The Arab peoples do not simply form a compendium of events and players. Their struggle illustrates where the United States on one hand, and the rest of the world on the other, are going. The vast majority of the world’s peoples are on an ‘up’ escalator, rising from deprivation of economic and civil rights to espouse the most avant-garde ideas of sustainability, economic and gender equality. Like a lone ship passing in the night, the United States is on the down escalator that would take us back to where the Arab street has been for centuries.
- While large swathes of Arab youth fight for a secular, democratic society, the Tea Party preaches a return to the Protestant fundamentalism of the Pilgrims, which is not very different from Islamic fundamentalism.
- While trade unions are playing an important role in Tunisia, Yemen, and Egypt, American trade unions are being driven into extinction. (French colonization of North Africa brought much suffering to its people, but it also brought a tradition of strong trade unions...)
- While Arab women participate in freedom squares, inspiring Israelis to set up similar camps in Tel Aviv and other towns, Michelle Bachman tells American women to ‘obey’ their husbands.
What does all this mean?
First of all, as I pointed out in a recent blog: nothing is forever. All empires die: the Western Roman Empire lasted 500 years, the French and British Empires, about 400 years each, Hitler’s Empire, 12 years, the Soviet Empire in Eastern Europe, 45. (I expect that those reader who focus mainly on numbers, will call me out on some of this, but I continue to hope that most will retain the overall message of my posts. I am numerically challenged, but I usually get my insights right.)
If we take as our starting point the end of World War II, when the United States occupied Japan and Germany, and gradually become the dominant force in Western, then Eastern Europe and the Middle East, by 2010, the American Empire has lasted 65 years.

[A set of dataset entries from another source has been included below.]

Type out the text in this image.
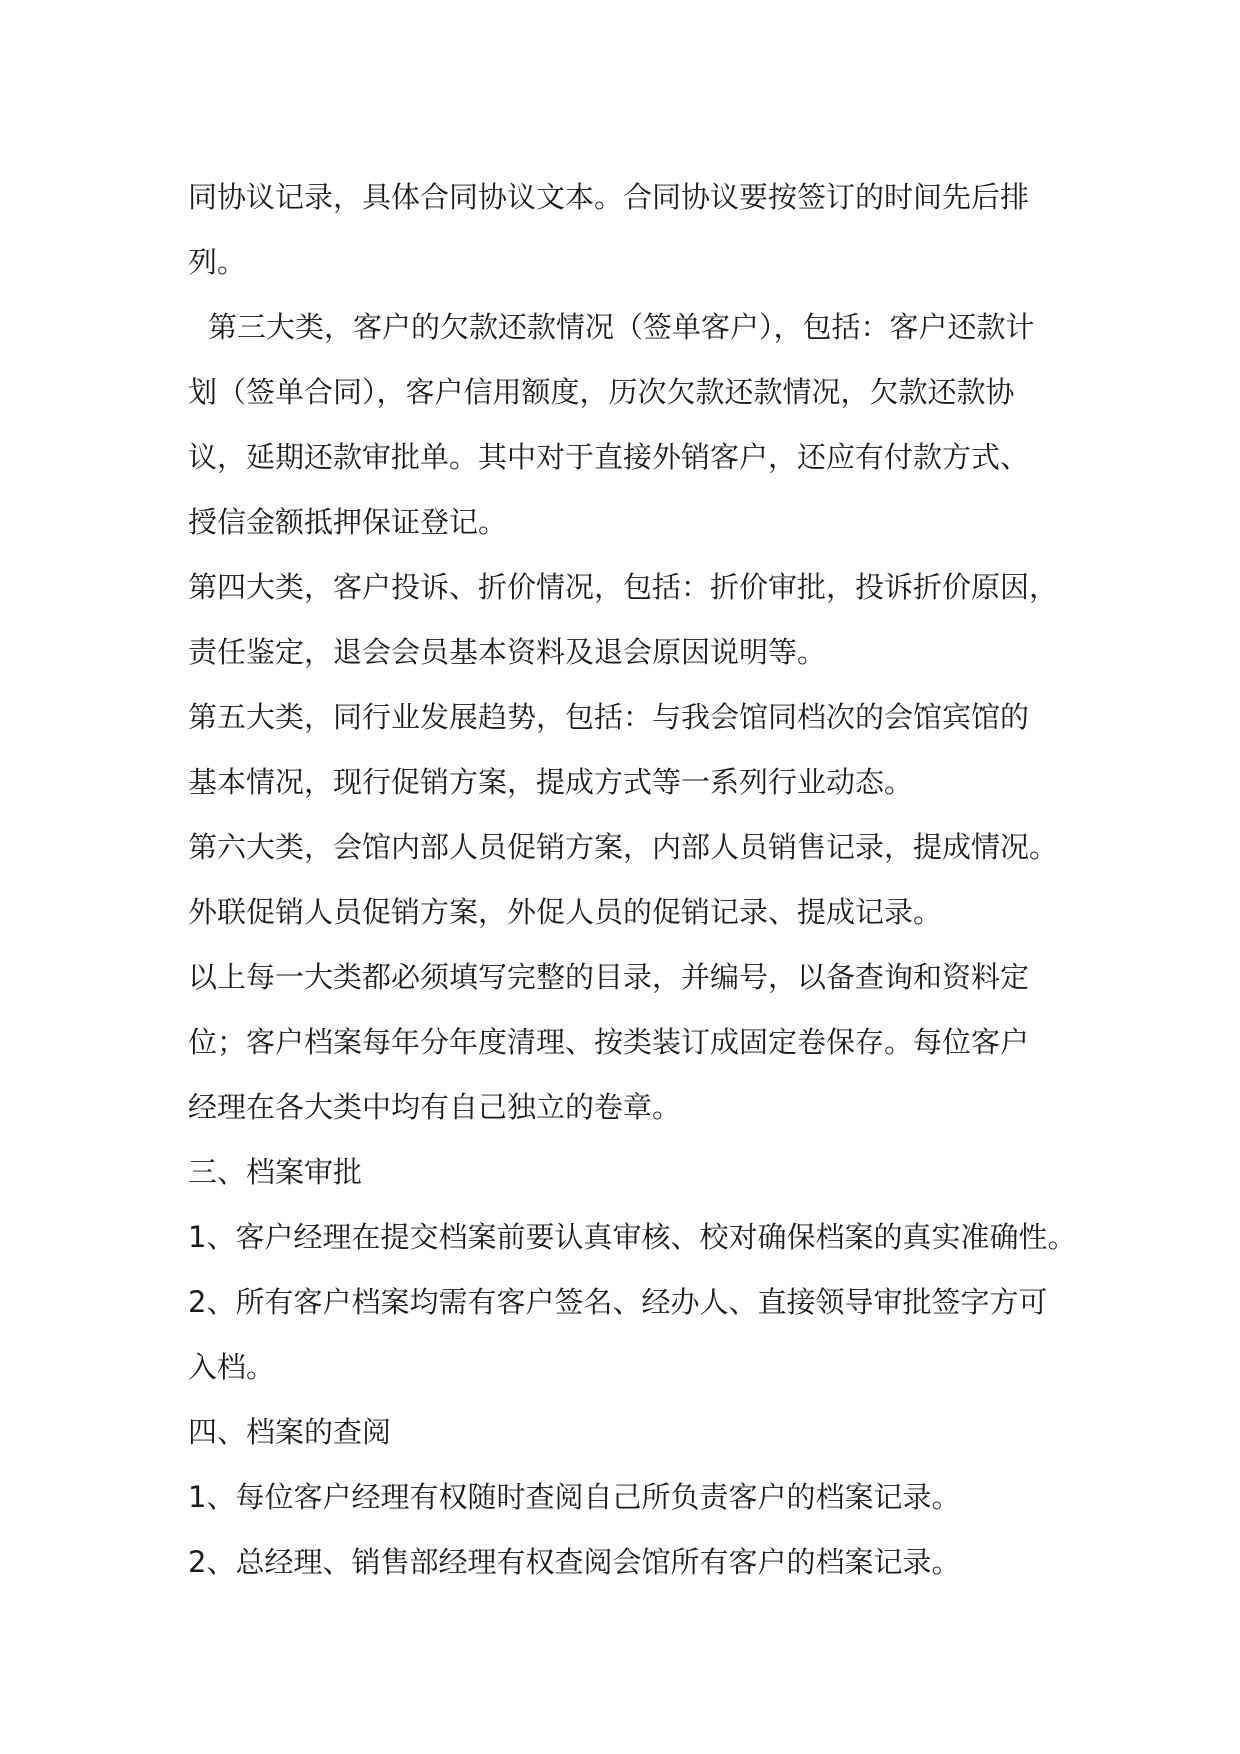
同协议记录，具体合同协议文本。合同协议要按签订的时间先后排

列。

第三大类，客户的欠款还款情况（签单客户），包括：客户还款计

划（签单合同），客户信用额度，历次欠款还款情况，欠款还款协

议，延期还款审批单。其中对于直接外销客户，还应有付款方式、

授信金额抵押保证登记。

第四大类，客户投诉、折价情况，包括：折价审批，投诉折价原因，

责任鉴定，退会会员基本资料及退会原因说明等。

第五大类，同行业发展趋势，包括：与我会馆同档次的会馆宾馆的

基本情况，现行促销方案，提成方式等一系列行业动态。

第六大类，会馆内部人员促销方案，内部人员销售记录，提成情况。

外联促销人员促销方案，外促人员的促销记录、提成记录。

以上每一大类都必须填写完整的目录，并编号，以备查询和资料定

位；客户档案每年分年度清理、按类装订成固定卷保存。每位客户

经理在各大类中均有自己独立的卷章。

三、档案审批

1、客户经理在提交档案前要认真审核、校对确保档案的真实准确性。

2、所有客户档案均需有客户签名、经办人、直接领导审批签字方可

入档。

四、档案的查阅

1、每位客户经理有权随时查阅自己所负责客户的档案记录。

2、总经理、销售部经理有权查阅会馆所有客户的档案记录。
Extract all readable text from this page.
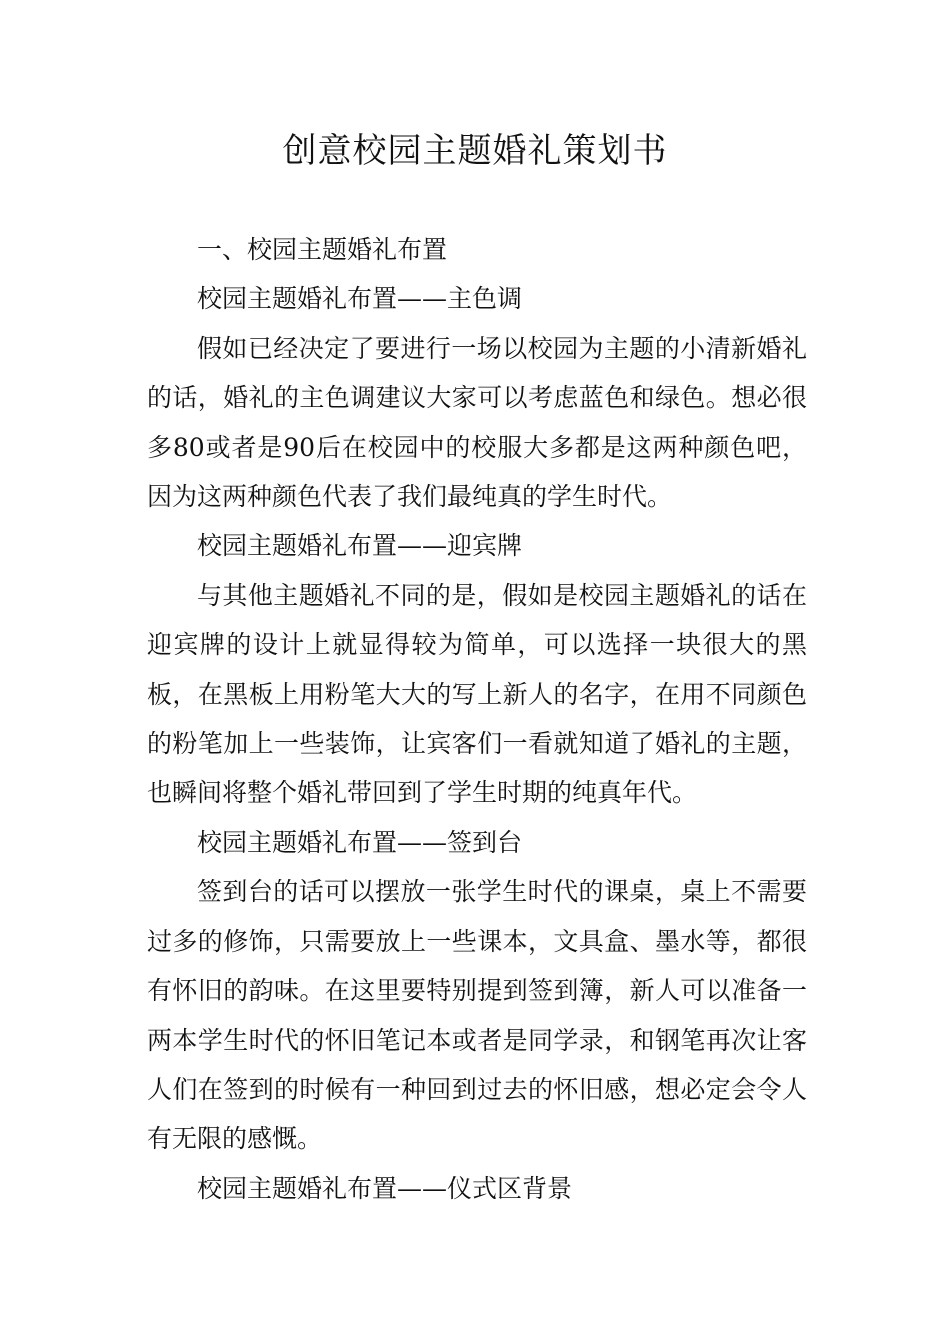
创意校园主题婚礼策划书

一、校园主题婚礼布置

校园主题婚礼布置——主色调

假如已经决定了要进行一场以校园为主题的小清新婚礼的话，婚礼的主色调建议大家可以考虑蓝色和绿色。想必很多80或者是90后在校园中的校服大多都是这两种颜色吧，因为这两种颜色代表了我们最纯真的学生时代。

校园主题婚礼布置——迎宾牌

与其他主题婚礼不同的是，假如是校园主题婚礼的话在迎宾牌的设计上就显得较为简单，可以选择一块很大的黑板，在黑板上用粉笔大大的写上新人的名字，在用不同颜色的粉笔加上一些装饰，让宾客们一看就知道了婚礼的主题，也瞬间将整个婚礼带回到了学生时期的纯真年代。

校园主题婚礼布置——签到台

签到台的话可以摆放一张学生时代的课桌，桌上不需要过多的修饰，只需要放上一些课本，文具盒、墨水等，都很有怀旧的韵味。在这里要特别提到签到簿，新人可以准备一两本学生时代的怀旧笔记本或者是同学录，和钢笔再次让客人们在签到的时候有一种回到过去的怀旧感，想必定会令人有无限的感慨。

校园主题婚礼布置——仪式区背景
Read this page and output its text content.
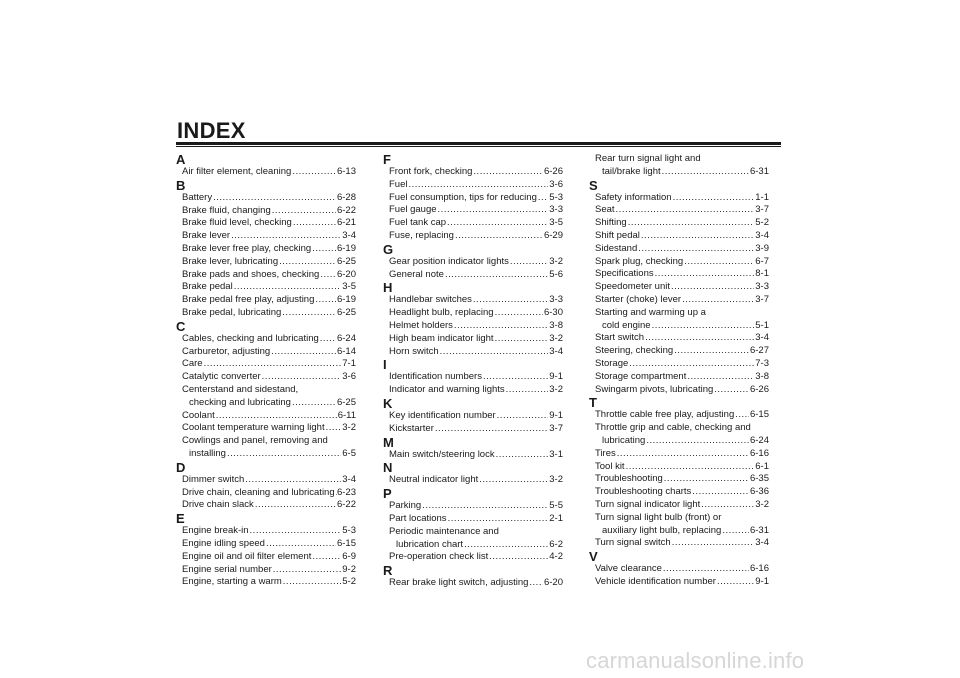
INDEX
A
Air filter element, cleaning .....	6-13
B
Battery .....	6-28
Brake fluid, changing .....	6-22
Brake fluid level, checking .....	6-21
Brake lever .....	3-4
Brake lever free play, checking .....	6-19
Brake lever, lubricating .....	6-25
Brake pads and shoes, checking ..... 6-20
Brake pedal .....	3-5
Brake pedal free play, adjusting ..... 6-19
Brake pedal, lubricating .....	6-25
C
Cables, checking and lubricating ..... 6-24
Carburetor, adjusting .....	6-14
Care .....	7-1
Catalytic converter .....	3-6
Centerstand and sidestand,
checking and lubricating .....	6-25
Coolant .....	6-11
Coolant temperature warning light ..... 3-2
Cowlings and panel, removing and
installing .....	6-5
D
Dimmer switch .....	3-4
Drive chain, cleaning and lubricating ..... 6-23
Drive chain slack .....	6-22
E
Engine break-in .....	5-3
Engine idling speed .....	6-15
Engine oil and oil filter element .....	6-9
Engine serial number .....	9-2
Engine, starting a warm .....	5-2
F
Front fork, checking .....	6-26
Fuel .....	3-6
Fuel consumption, tips for reducing ..... 5-3
Fuel gauge .....	3-3
Fuel tank cap .....	3-5
Fuse, replacing .....	6-29
G
Gear position indicator lights .....	3-2
General note .....	5-6
H
Handlebar switches .....	3-3
Headlight bulb, replacing .....	6-30
Helmet holders .....	3-8
High beam indicator light .....	3-2
Horn switch .....	3-4
I
Identification numbers .....	9-1
Indicator and warning lights .....	3-2
K
Key identification number .....	9-1
Kickstarter .....	3-7
M
Main switch/steering lock .....	3-1
N
Neutral indicator light .....	3-2
P
Parking .....	5-5
Part locations .....	2-1
Periodic maintenance and
lubrication chart .....	6-2
Pre-operation check list .....	4-2
R
Rear brake light switch, adjusting ..... 6-20
Rear turn signal light and
tail/brake light .....	6-31
S
Safety information .....	1-1
Seat .....	3-7
Shifting .....	5-2
Shift pedal .....	3-4
Sidestand .....	3-9
Spark plug, checking .....	6-7
Specifications .....	8-1
Speedometer unit .....	3-3
Starter (choke) lever .....	3-7
Starting and warming up a
cold engine .....	5-1
Start switch .....	3-4
Steering, checking .....	6-27
Storage .....	7-3
Storage compartment .....	3-8
Swingarm pivots, lubricating .....	6-26
T
Throttle cable free play, adjusting ..... 6-15
Throttle grip and cable, checking and
lubricating .....	6-24
Tires .....	6-16
Tool kit .....	6-1
Troubleshooting .....	6-35
Troubleshooting charts .....	6-36
Turn signal indicator light .....	3-2
Turn signal light bulb (front) or
auxiliary light bulb, replacing .....	6-31
Turn signal switch .....	3-4
V
Valve clearance .....	6-16
Vehicle identification number .....	9-1
carmanualsonline.info
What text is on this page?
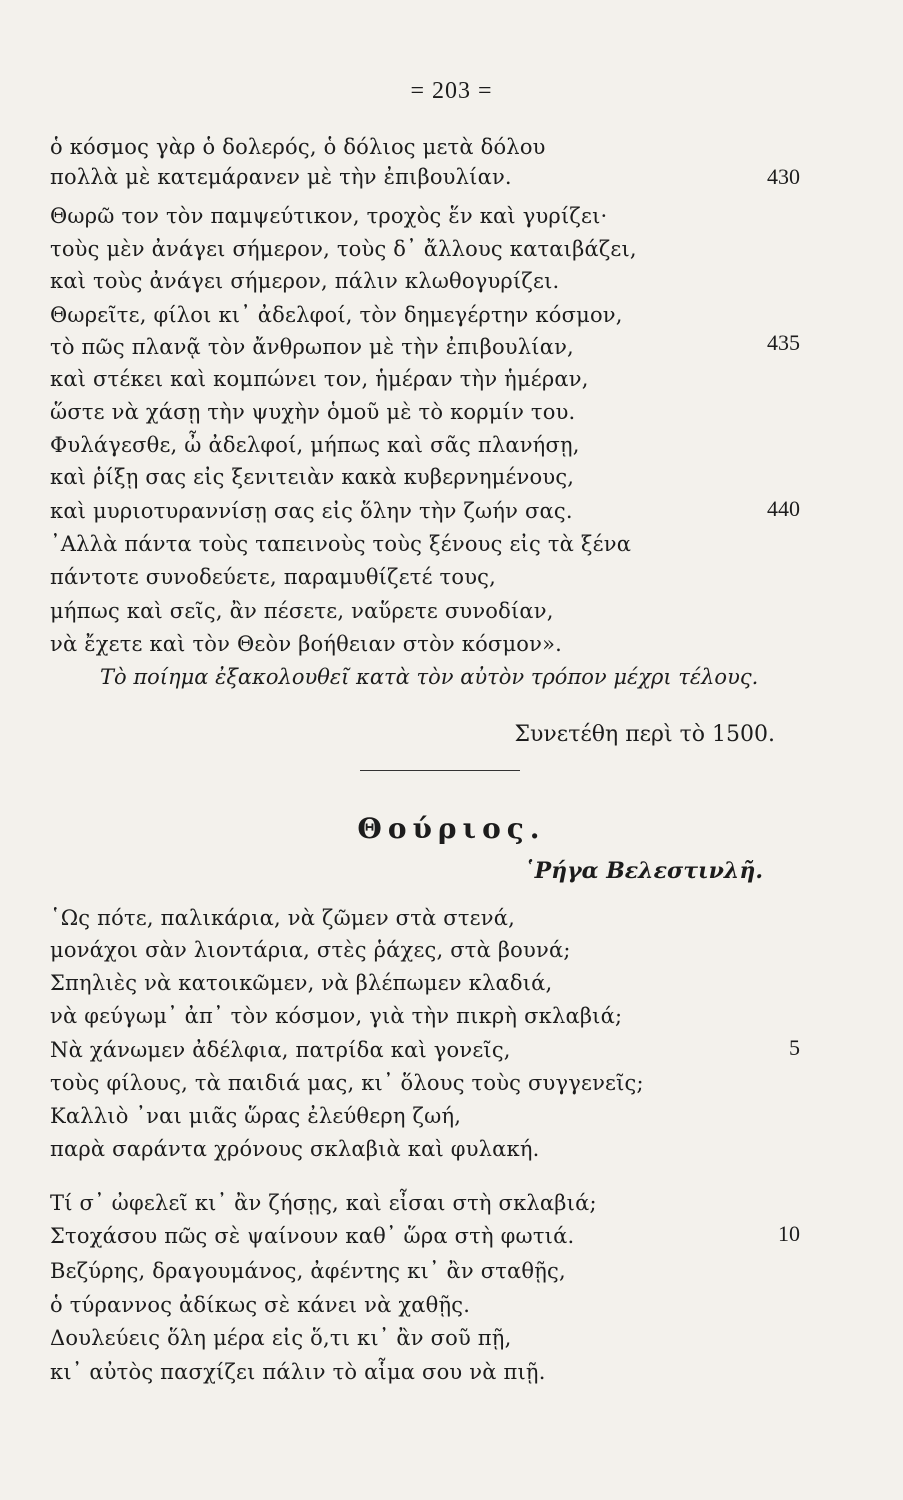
= 203 =
ὁ κόσμος γὰρ ὁ δολερός, ὁ δόλιος μετὰ δόλου
πολλὰ μὲ κατεμάρανεν μὲ τὴν ἐπιβουλίαν.
Θωρῶ τον τὸν παμψεύτικον, τροχὸς ἕν καὶ γυρίζει·
τοὺς μὲν ἀνάγει σήμερον, τοὺς δ᾽ ἄλλους καταιβάζει,
καὶ τοὺς ἀνάγει σήμερον, πάλιν κλωθογυρίζει.
Θωρεῖτε, φίλοι κι᾽ ἀδελφοί, τὸν δημεγέρτην κόσμον,
τὸ πῶς πλανᾷ τὸν ἄνθρωπον μὲ τὴν ἐπιβουλίαν,
καὶ στέκει καὶ κομπώνει τον, ἡμέραν τὴν ἡμέραν,
ὥστε νὰ χάσῃ τὴν ψυχὴν ὁμοῦ μὲ τὸ κορμίν του.
Φυλάγεσθε, ὦ ἀδελφοί, μήπως καὶ σᾶς πλανήσῃ,
καὶ ῥίξῃ σας εἰς ξενιτειὰν κακὰ κυβερνημένους,
καὶ μυριοτυραννίσῃ σας εἰς ὅλην τὴν ζωήν σας.
᾽Αλλὰ πάντα τοὺς ταπεινοὺς τοὺς ξένους εἰς τὰ ξένα
πάντοτε συνοδεύετε, παραμυθίζετέ τους,
μήπως καὶ σεῖς, ἂν πέσετε, ναὕρετε συνοδίαν,
νὰ ἔχετε καὶ τὸν Θεὸν βοήθειαν στὸν κόσμον».
430
435
440
Τὸ ποίημα ἐξακολουθεῖ κατὰ τὸν αὐτὸν τρόπον μέχρι τέλους.
Συνετέθη περὶ τὸ 1500.
Θούριος.
῾Ρήγα Βελεστινλῆ.
῾Ως πότε, παλικάρια, νὰ ζῶμεν στὰ στενά,
μονάχοι σὰν λιοντάρια, στὲς ῥάχες, στὰ βουνά;
Σπηλιὲς νὰ κατοικῶμεν, νὰ βλέπωμεν κλαδιά,
νὰ φεύγωμ᾽ ἀπ᾽ τὸν κόσμον, γιὰ τὴν πικρὴ σκλαβιά;
Νὰ χάνωμεν ἀδέλφια, πατρίδα καὶ γονεῖς,
τοὺς φίλους, τὰ παιδιά μας, κι᾽ ὅλους τοὺς συγγενεῖς;
Καλλιὸ ᾽ναι μιᾶς ὥρας ἐλεύθερη ζωή,
παρὰ σαράντα χρόνους σκλαβιὰ καὶ φυλακή.
5
Τί σ᾽ ὠφελεῖ κι᾽ ἂν ζήσῃς, καὶ εἶσαι στὴ σκλαβιά;
Στοχάσου πῶς σὲ ψαίνουν καθ᾽ ὥρα στὴ φωτιά.
Βεζύρης, δραγουμάνος, ἀφέντης κι᾽ ἂν σταθῇς,
ὁ τύραννος ἀδίκως σὲ κάνει νὰ χαθῇς.
Δουλεύεις ὅλη μέρα εἰς ὅ,τι κι᾽ ἂν σοῦ πῇ,
κι᾽ αὐτὸς πασχίζει πάλιν τὸ αἷμα σου νὰ πιῇ.
10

Increasingly, the pundits dare to murmur, sotto voce, that this country is in decline. I believe the reasons go beyond the inevitable ‘what goes around comes around’: they are at root due to our rejection of the path taken by all the other developed nations after the second world war under the broad heading of social democracy.
In the United States the terms Marxism, Communism, Socialism, have consistently provided ready markers for a suavely organized campaign against the many. Now, as Arab peoples debate every ideological and religious belief under the sun, we are fed a continuous diet of carefully hedged opinions as to who might be the next Republican presidential candidate, and whether he or she might constitute a serious challenge to the man who only three years ago represented our best hope of breaking out of our cage.